At the EU’s end-of-year summit in Brussels, German Chancellor Angela Merkel squashed Papandreou’s proposal for the creation of a European Monetary Fund and the issuance of Eurobonds to aid the weaker eurozone countries that face debilitating borrowing costs.
After Germany rejected these proposals without discussion, the 27 EU leaders voted for a permanent mechanism of debt crisis management which entails a process of orderly default for troubled member states who can’t afford to repay their debts at usurious interest rates.
Papandreou established a “working group” made up of Pasok MPs and MEPs to promote his treaty revision initiative, including several former ministers such as Vasso Papandreou, Petros Efthymiou, Nasos Alevras and others.

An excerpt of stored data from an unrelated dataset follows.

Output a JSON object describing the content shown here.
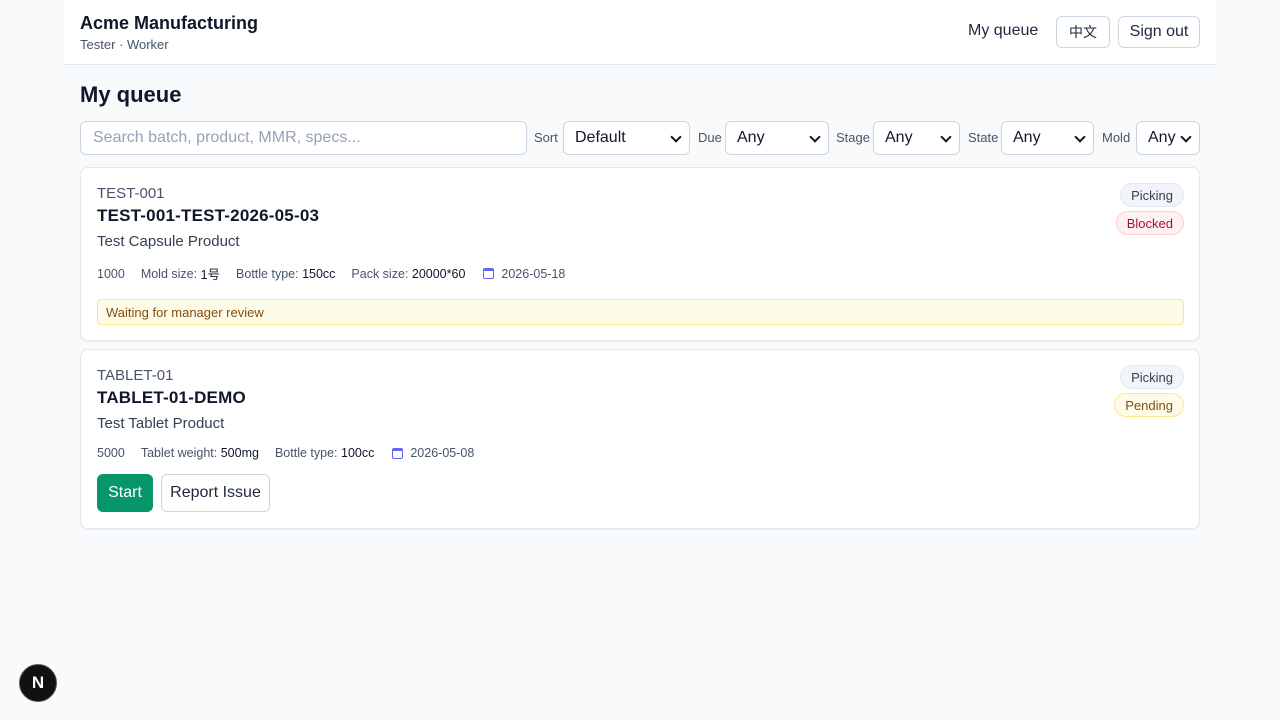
{
  "header": {
    "company": "Acme Manufacturing",
    "user_line": "Tester · Worker",
    "nav_my_queue": "My queue",
    "lang_button": "中文",
    "sign_out": "Sign out"
  },
  "page": {
    "title": "My queue"
  },
  "filters": {
    "search_placeholder": "Search batch, product, MMR, specs...",
    "sort": {
      "label": "Sort",
      "value": "Default"
    },
    "due": {
      "label": "Due",
      "value": "Any"
    },
    "stage": {
      "label": "Stage",
      "value": "Any"
    },
    "state": {
      "label": "State",
      "value": "Any"
    },
    "mold": {
      "label": "Mold",
      "value": "Any"
    }
  },
  "cards": [
    {
      "code": "TEST-001",
      "batch": "TEST-001-TEST-2026-05-03",
      "product": "Test Capsule Product",
      "quantity": "1000",
      "specs": [
        {
          "label": "Mold size:",
          "value": "1号"
        },
        {
          "label": "Bottle type:",
          "value": "150cc"
        },
        {
          "label": "Pack size:",
          "value": "20000*60"
        }
      ],
      "due_date": "2026-05-18",
      "stage_badge": "Picking",
      "state_badge": "Blocked",
      "notice": "Waiting for manager review"
    },
    {
      "code": "TABLET-01",
      "batch": "TABLET-01-DEMO",
      "product": "Test Tablet Product",
      "quantity": "5000",
      "specs": [
        {
          "label": "Tablet weight:",
          "value": "500mg"
        },
        {
          "label": "Bottle type:",
          "value": "100cc"
        }
      ],
      "due_date": "2026-05-08",
      "stage_badge": "Picking",
      "state_badge": "Pending",
      "start_label": "Start",
      "report_label": "Report Issue"
    }
  ],
  "devtools": {
    "label": "N"
  },
  "colors": {
    "accent_green": "#059669",
    "blocked": "#9f1239",
    "pending": "#854d0e",
    "background": "#f8fafc"
  }
}
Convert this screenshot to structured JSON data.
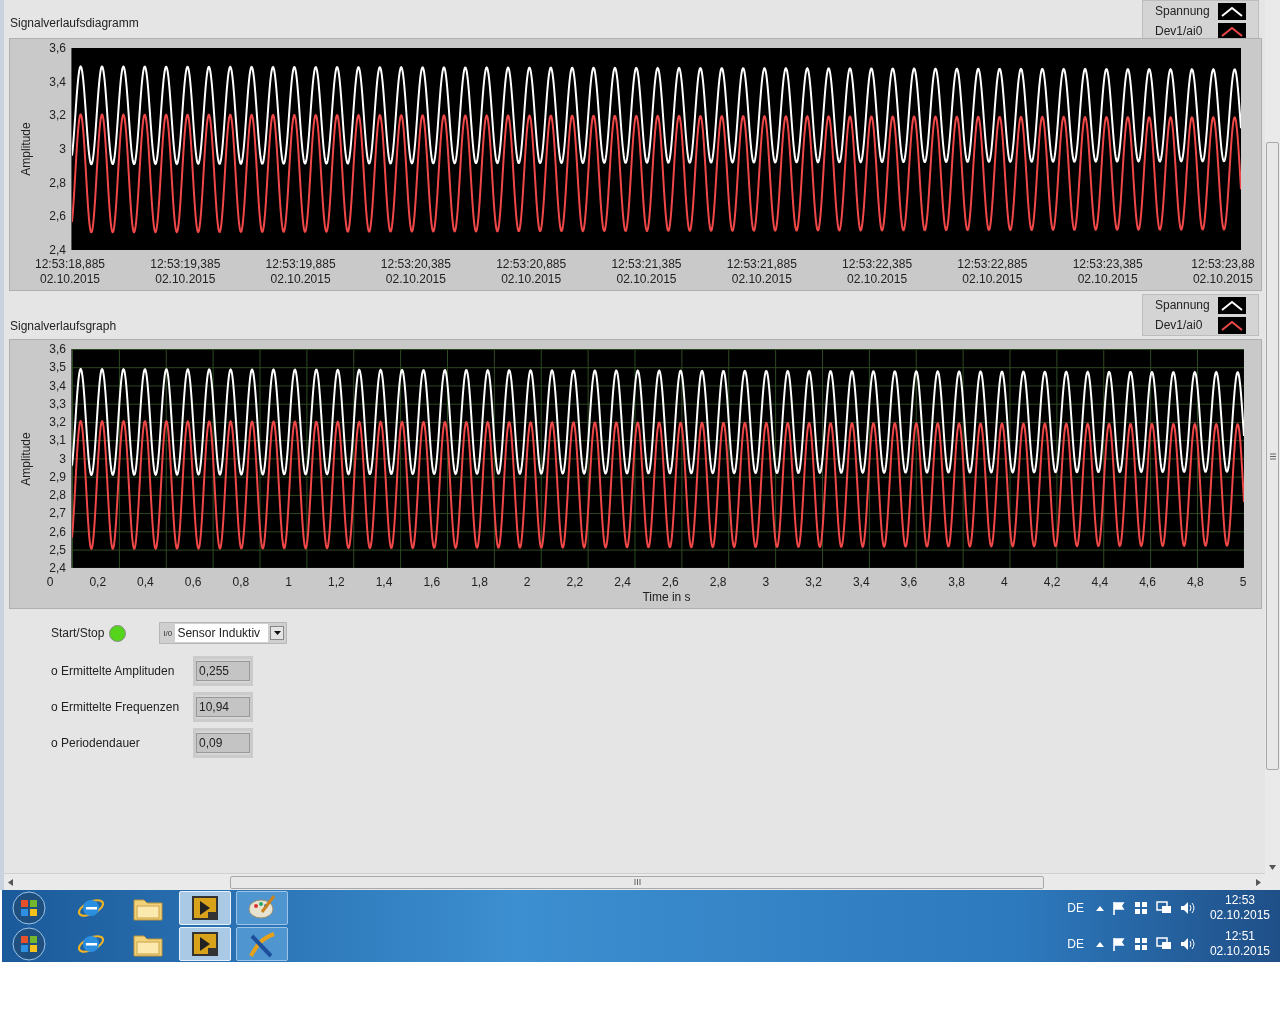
{
  "charts": [
    {
      "title": "Signalverlaufsdiagramm",
      "grid": false,
      "y_label": "Amplitude",
      "legend": [
        {
          "name": "Spannung",
          "color": "#ffffff"
        },
        {
          "name": "Dev1/ai0",
          "color": "#f04848"
        }
      ],
      "y_ticks": [
        "3,6",
        "3,4",
        "3,2",
        "3",
        "2,8",
        "2,6",
        "2,4"
      ],
      "x_ticks": [
        {
          "time": "12:53:18,885",
          "date": "02.10.2015"
        },
        {
          "time": "12:53:19,385",
          "date": "02.10.2015"
        },
        {
          "time": "12:53:19,885",
          "date": "02.10.2015"
        },
        {
          "time": "12:53:20,385",
          "date": "02.10.2015"
        },
        {
          "time": "12:53:20,885",
          "date": "02.10.2015"
        },
        {
          "time": "12:53:21,385",
          "date": "02.10.2015"
        },
        {
          "time": "12:53:21,885",
          "date": "02.10.2015"
        },
        {
          "time": "12:53:22,385",
          "date": "02.10.2015"
        },
        {
          "time": "12:53:22,885",
          "date": "02.10.2015"
        },
        {
          "time": "12:53:23,385",
          "date": "02.10.2015"
        },
        {
          "time": "12:53:23,88",
          "date": "02.10.2015"
        }
      ]
    },
    {
      "title": "Signalverlaufsgraph",
      "grid": true,
      "y_label": "Amplitude",
      "x_label": "Time in s",
      "legend": [
        {
          "name": "Spannung",
          "color": "#ffffff"
        },
        {
          "name": "Dev1/ai0",
          "color": "#f04848"
        }
      ],
      "y_ticks": [
        "3,6",
        "3,5",
        "3,4",
        "3,3",
        "3,2",
        "3,1",
        "3",
        "2,9",
        "2,8",
        "2,7",
        "2,6",
        "2,5",
        "2,4"
      ],
      "x_ticks": [
        "0",
        "0,2",
        "0,4",
        "0,6",
        "0,8",
        "1",
        "1,2",
        "1,4",
        "1,6",
        "1,8",
        "2",
        "2,2",
        "2,4",
        "2,6",
        "2,8",
        "3",
        "3,2",
        "3,4",
        "3,6",
        "3,8",
        "4",
        "4,2",
        "4,4",
        "4,6",
        "4,8",
        "5"
      ]
    }
  ],
  "start_stop": {
    "label": "Start/Stop",
    "on": true
  },
  "sensor_select": {
    "glyph": "I/0",
    "value": "Sensor Induktiv"
  },
  "indicators": [
    {
      "label": "o Ermittelte Amplituden",
      "value": "0,255"
    },
    {
      "label": "o Ermittelte Frequenzen",
      "value": "10,94"
    },
    {
      "label": "o Periodendauer",
      "value": "0,09"
    }
  ],
  "taskbars": [
    {
      "language": "DE",
      "time": "12:53",
      "date": "02.10.2015",
      "apps": [
        {
          "kind": "browser",
          "active": false
        },
        {
          "kind": "folder",
          "active": false
        },
        {
          "kind": "labview",
          "active": true
        },
        {
          "kind": "paint",
          "active": false
        }
      ]
    },
    {
      "language": "DE",
      "time": "12:51",
      "date": "02.10.2015",
      "apps": [
        {
          "kind": "browser",
          "active": false
        },
        {
          "kind": "folder",
          "active": false
        },
        {
          "kind": "labview",
          "active": true
        },
        {
          "kind": "tool",
          "active": false
        }
      ]
    }
  ]
}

Two days after her appointment at the working group, Vasso Papandreou, a former European Commissioner and chairwoman of parliament’s economic affairs committee, launched a scathing attack on the draft 2011 budget that was ratified late in the night of December 22 – apparently with Papandreou’s tacit approval.
The prime minister also announced plans for a party congress to decide “on policy concerning the country’s course in the new European and international environment”.
Referring to the European Union’s summit that took place in Brussels on December 17-18, Papandreou said that he began his intervention at the dinner for the EU’s leaders saying that “either we shall write history or history shall write us off” since he believes that the EU has reached a crossroads in which it must either move forwards or break down.
The prime minister also referred to other proposals that are being promoted through the Party of European Socialists (PES) and the Socialist International (SI) on the tax on stock exchange transactions and the tax on greenhouse gases that could constitute own resources for the EU.